= Wörterbuch der Kriegstüchtigkeit =

Wörterbuch der Kriegstüchtigkeit (/de/; the title can be translated in various ways, such as "Dictionary of War Readiness", "Dictionary of War Capability" or "Lexicon of Combat Capability") is a German-language dictionary in the making. First published on May 27, 2025, it is written by the conflict researcher Leo Ensel, whose focus is on the Post-Soviet space and Central/Eastern Europe. The dictionary consists of words relating to "Kriegstüchtigkeit " (variously translatable as 'war-readiness,' 'military capability,' 'military efficiency,' and others) followed by definitions.

According to Ensel, he intends to publish, at irregular intervals, a collection of deceitful words or phrases whose purpose and function is to quietly reshape the German society in the direction of 'war readiness': "Vocabulary criticism is the order of the day during wartime."

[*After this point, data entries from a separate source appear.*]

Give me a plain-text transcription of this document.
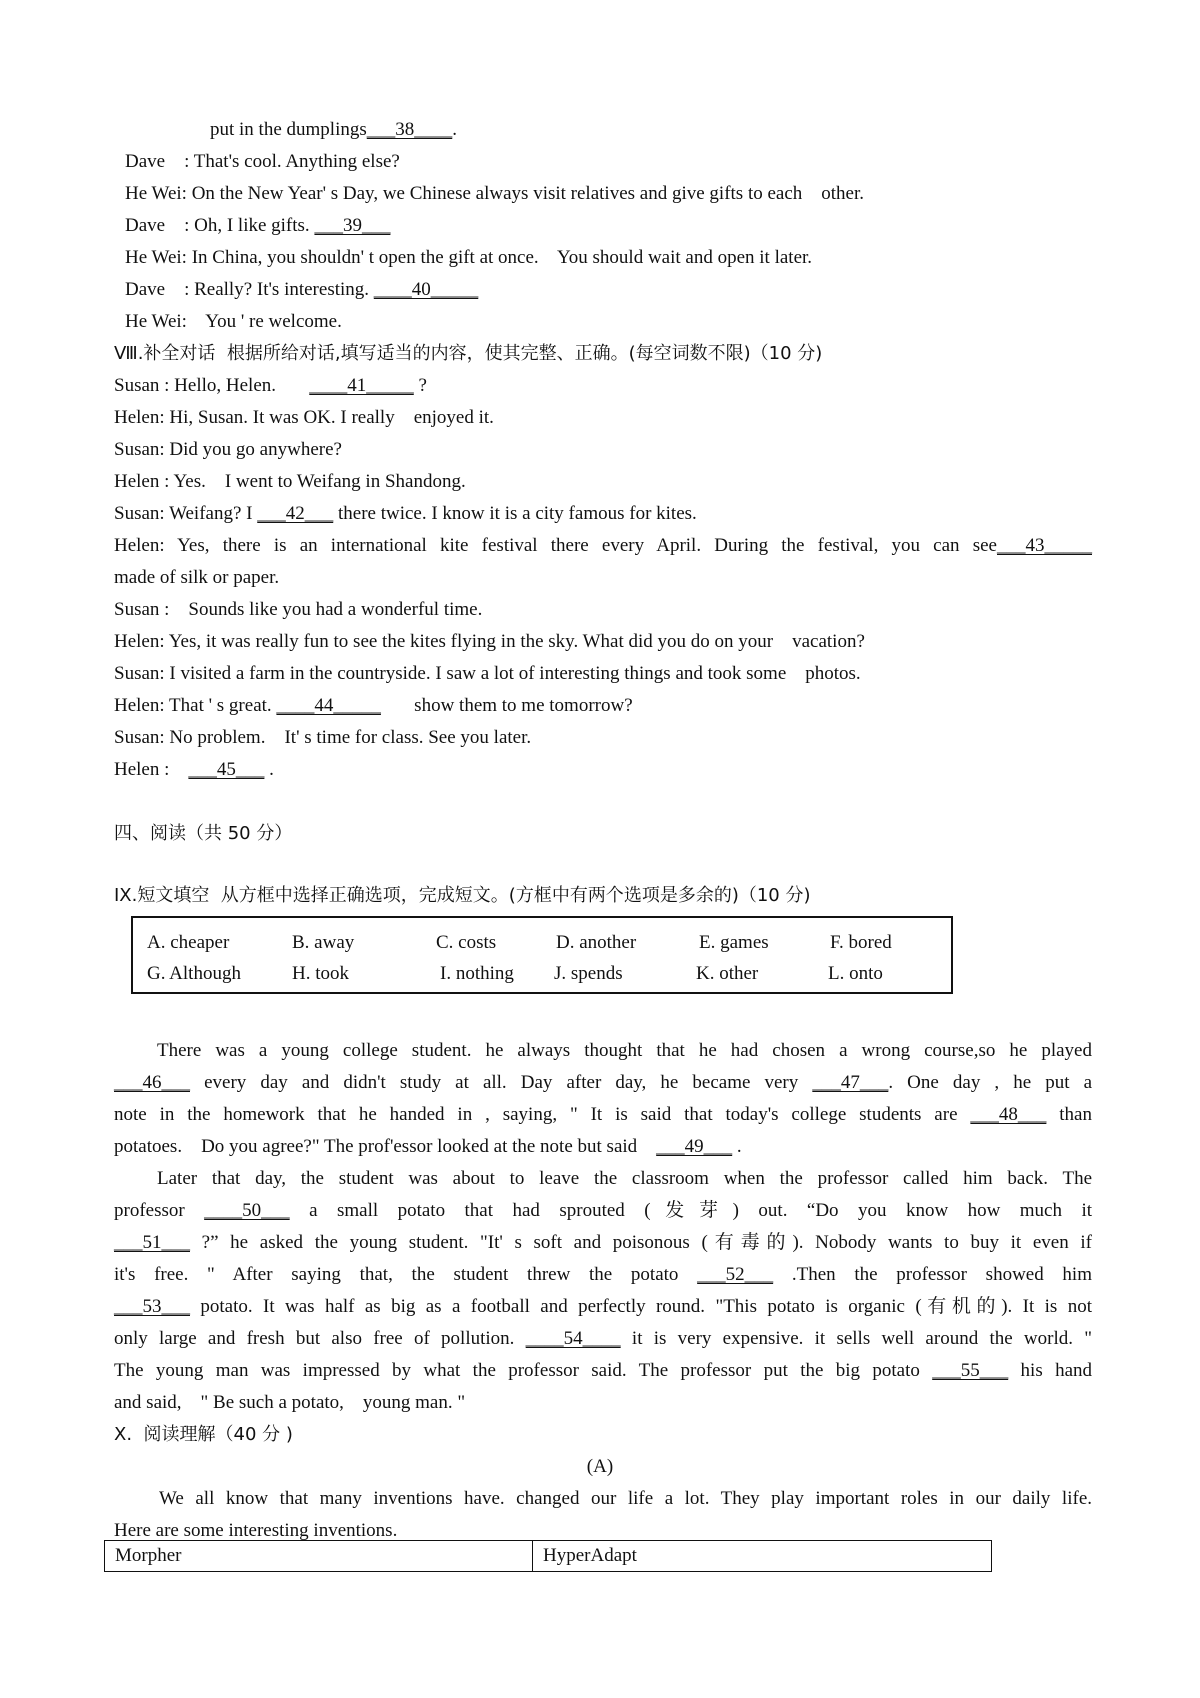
put in the dumplings___38____.
Dave    : That's cool. Anything else?
He Wei: On the New Year' s Day, we Chinese always visit relatives and give gifts to each    other.
Dave    : Oh, I like gifts. ___39___
He Wei: In China, you shouldn' t open the gift at once.    You should wait and open it later.
Dave    : Really? It's interesting. ____40_____
He Wei:    You ' re welcome.
Ⅷ.补全对话  根据所给对话,填写适当的内容，使其完整、正确。(每空词数不限)（10 分)
Susan : Hello, Helen.       ____41_____ ?
Helen: Hi, Susan. It was OK. I really    enjoyed it.
Susan: Did you go anywhere?
Helen : Yes.    I went to Weifang in Shandong.
Susan: Weifang? I ___42___ there twice. I know it is a city famous for kites.
Helen: Yes, there is an international kite festival there every April. During the festival, you can see___43_____
made of silk or paper.
Susan :    Sounds like you had a wonderful time.
Helen: Yes, it was really fun to see the kites flying in the sky. What did you do on your    vacation?
Susan: I visited a farm in the countryside. I saw a lot of interesting things and took some    photos.
Helen: That ' s great. ____44_____       show them to me tomorrow?
Susan: No problem.    It' s time for class. See you later.
Helen :    ___45___ .
四、阅读（共 50 分）
IX.短文填空  从方框中选择正确选项，完成短文。(方框中有两个选项是多余的)（10 分)
A. cheaper	B. away	C. costs	D. another	E. games	F. bored
G. Although	H. took	I. nothing J. spends	K. other	L. onto
There was a young college student. he always thought that he had chosen a wrong course,so he played
___46___ every day and didn't study at all. Day after day, he became very ___47___. One day , he put a
note in the homework that he handed in , saying, " It is said that today's college students are ___48___ than
potatoes.    Do you agree?" The prof'essor looked at the note but said    ___49___ .
Later that day, the student was about to leave the classroom when the professor called him back. The
professor ____50___ a small potato that had sprouted (发芽) out. “Do you know how much it
___51___ ?” he asked the young student. "It' s soft and poisonous (有毒的). Nobody wants to buy it even if
it's free. " After saying that, the student threw the potato ___52___ .Then the professor showed him
___53___ potato. It was half as big as a football and perfectly round. "This potato is organic (有机的). It is not
only large and fresh but also free of pollution. ____54____ it is very expensive. it sells well around the world. "
The young man was impressed by what the professor said. The professor put the big potato ___55___ his hand
and said,    " Be such a potato,    young man. "
X.  阅读理解（40 分 )
(A)
We all know that many inventions have. changed our life a lot. They play important roles in our daily life.
Here are some interesting inventions.
Morpher	HyperAdapt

The dictionary is in the tradition of analytical works such as LTI – Lingua Tertii Imperii by Victor Klemperer, or Innocent Words (Słowa niewinne) by Nachman Blumental, studies of the way of propaganda in former times, and also of the (satirical) Dictionary of Received Ideas (Dictionnaire des idées reçues), compiled by Gustave Flaubert.

== Publication ==
It has been published by the website globalbridge.ch in installments since May 27, 2025, and as NDS (de)-Podcast since May 29 with "kind permission" from Globalbridge (May 27, June 1, June 15, June 21, June 28, July 14, August 3, August 22, September 3, September 16, September 19, October 4, October 14, November 12, November 26, December 6, December 14, December 27, 2025, January 4, January 20, February 11, February 21, February 28, March 8, March 15 2026).

== Content ==
The text sharply criticizes the increasing militarization of language in Germany's security policy discourse. Terms such as "deterrence," "service for freedom," or "war-readiness" are exposed as ideologically charged. A clear break from the former policy of détente is highlighted. According to the author, euphemisms obscure actual preparations for war and serve to normalize violence. Media, politics, and the military invoke "war-readiness" under a moral guise. Religious references and historical memory are also instrumentalized to legitimize military actions. Particularly concerning is the rhetoric of there being "no alternative" in light of the so-called "Russian threat." The text illustrates how language is strategically used to present war as both necessary and morally justified—a gradual shift in values with far-reaching consequences.

Sample definitions include:
- Drecksarbeit /de/ (dirty work) A certain state is currently doing the dirty work "for all of us," selflessly, according to Chancellor Merz himself — by relentlessly bombing another. Something for which Mr. Merz has the "utmost respect." (A number of international law experts simply call it an "act of aggression.") (cf. "civilizational war")
- kriegstüchtig (war-capable), and not merely "ready for defense." The word "defense" is replaced by "war," and "readiness" by "capability." A word that, when spoken by officials four decades ago, would have provoked massive anti-militarist resistance—yet today is met by the majority of the population with a shrug of fatalistic resignation.